The book is brief and dense. It starts with introductory material about what FPGAs are and why they're good for some problems. The later chapters might not have full impact if you aren't already familair with FPGAs, though. Next, there's a short discussion of compilers. To tell the truth, state of the art right now is pretty grim, about where software tools were in the 1960s. Things like VHDL have tamed logic design, but computation is a very different beast. We need something different, something that isn't there yet - no matter what the inflated claims of the tool-builders.
The remainder of the book discusses application areas. The first two chapters in this section cover the classic FPGA computing applications - signal processing and image processing, both emerging from their niches in the defense market. The last three chapters cover network security, often an FPGA-based super-Snort, bioinformatics, and applications in heat transfer and road traffic analysis.

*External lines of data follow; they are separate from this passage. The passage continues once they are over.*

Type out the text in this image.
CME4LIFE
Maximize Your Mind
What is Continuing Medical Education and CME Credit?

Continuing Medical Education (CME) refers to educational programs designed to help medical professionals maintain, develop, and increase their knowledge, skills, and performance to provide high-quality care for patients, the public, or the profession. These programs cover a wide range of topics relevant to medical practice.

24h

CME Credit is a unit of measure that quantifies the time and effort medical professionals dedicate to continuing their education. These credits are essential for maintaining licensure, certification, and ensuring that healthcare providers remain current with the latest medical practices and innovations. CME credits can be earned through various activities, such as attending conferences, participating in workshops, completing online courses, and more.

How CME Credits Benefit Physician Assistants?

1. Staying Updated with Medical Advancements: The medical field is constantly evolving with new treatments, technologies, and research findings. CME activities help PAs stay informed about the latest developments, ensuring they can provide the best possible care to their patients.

Even though FPGA computing has largely been a research field rather than a production technology, it's still too big to cover in one book. Gokhale missed some interesting bioinformatics applications, such as microarray and regulatory network analysis, and other applications including electromagnetics, molecular dynamics, and astrophysical models. Still, shes has picked good representatives of the FPGA computing field.
Now that Silicon Graphics's RASC and Cray's XD1 add-on are on the market, we'll see a lot about FGPA-based computing. In a few years, when there are more tools and tool users in the field, this may look dated. For now, if you want to know about FPGA-based computing, you'll read the proceedings of the research conferences or you'll read this.